I am still trying to track down the source of “Bloom where you are planted” — a quote that seems particularly fitting for the locavore movement. People assume this is in the Bible — and the sentiment certainly is there — but I’ve yet to find this quote. Others claim this is from an Afghan proverb, or that the quote first appeared in a popular song.
Regardless of this its origin, I have to admit that I used to cringe when I read or heard this quote. Growing up, I took it to mean that you were stuck with your circumstances, so you might as well stop reaching for something better or trying to improve your situation. I have some ideas on why I took this aphorism to be antithetical to ambition in those days, but only recently have I come to equate it with other, more action-inspiring sayings like “Think globally, act locally” and one of my favorite quotes from Arthur Ashe:
Start where you are. Use what you have. Do what you can.
This perfectly fits the philosophy of being a locavore.
Some locavores will designate a radius — say 50 or 100 miles — beyond which they will not purchase foods. If you’re a locavore and you’re craving asparagus but they’re out of season in your area and the only ones available have been imported from another country, too bad. But being a locavore isn’t so much about learning to do without as it is learning to do more with what’s immediately available.
So what do locavores do? Locavores frequent their community farmers markets for the freshest, most sustainably grown produce around. When you shop at the farmers market, you can meet and get to know your area farmers and ranchers — which helps build the local economy and means you know exactly where your food is coming from.
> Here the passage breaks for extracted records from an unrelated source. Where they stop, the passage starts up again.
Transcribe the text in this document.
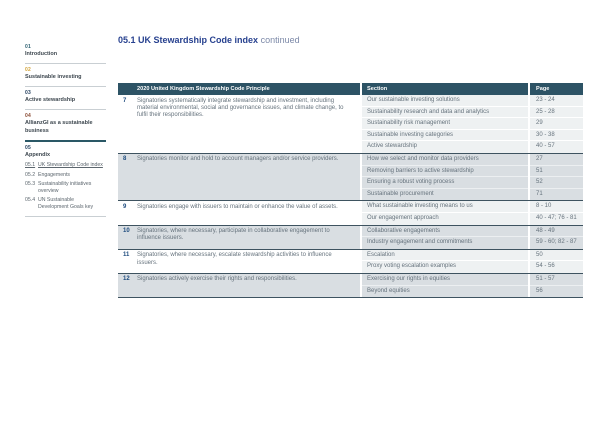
01
Introduction
02
Sustainable investing
03
Active stewardship
04
AllianzGI as a sustainable business
05
Appendix
05.1 UK Stewardship Code index
05.2 Engagements
05.3 Sustainability initiatives overview
05.4 UN Sustainable Development Goals key
05.1 UK Stewardship Code index continued
2020 United Kingdom Stewardship Code Principle	Section	Page
7	Signatories systematically integrate stewardship and investment, including material environmental, social and governance issues, and climate change, to fulfil their responsibilities.
Our sustainable investing solutions	23 - 24
Sustainability research and data and analytics	25 - 28
Sustainability risk management	29
Sustainable investing categories	30 - 38
Active stewardship	40 - 57
8	Signatories monitor and hold to account managers and/or service providers.	How we select and monitor data providers	27
Removing barriers to active stewardship	51
Ensuring a robust voting process	52
Sustainable procurement	71
9	Signatories engage with issuers to maintain or enhance the value of assets.	What sustainable investing means to us	8 - 10
Our engagement approach	40 - 47; 76 - 81
10	Signatories, where necessary, participate in collaborative engagement to influence issuers.
Collaborative engagements	48 - 49
Industry engagement and commitments	59 - 60; 82 - 87
11	Signatories, where necessary, escalate stewardship activities to influence issuers.
Escalation	50
Proxy voting escalation examples	54 - 56
12	Signatories actively exercise their rights and responsibilities.	Exercising our rights in equities	51 - 57
Beyond equities	56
Locavores might sign up for weekly produce delivery from a particular farm or community supported agriculture group, like Organics to You in Portland, Oregon. These subscription services bring fresh produce right to your door on a weekly basis. If you’re interested in signing up but don’t think you’ll be able to consume all the food each week, you can learn how to preserve/can produce to enjoy year-round — even when those fruits and vegetables aren’t in season — or you can share a subscription with neighbors or co-workers.
Want to know and do more?
You can read Jennifer Maiser’s “Ten Steps to Becoming a Locavore.” And you can ponder Arthur Ashe’s words of wisdom. What’s available to you locally? What resources can you take advantage of? What can you do — big or small — to be a more conscious and active part of your local food chain?
You could say the locavore movement has a solid handle on what it means to “bloom where you are planted.” These are the folks who are saying “Yes!” to local resources and who are helping their communities thrive.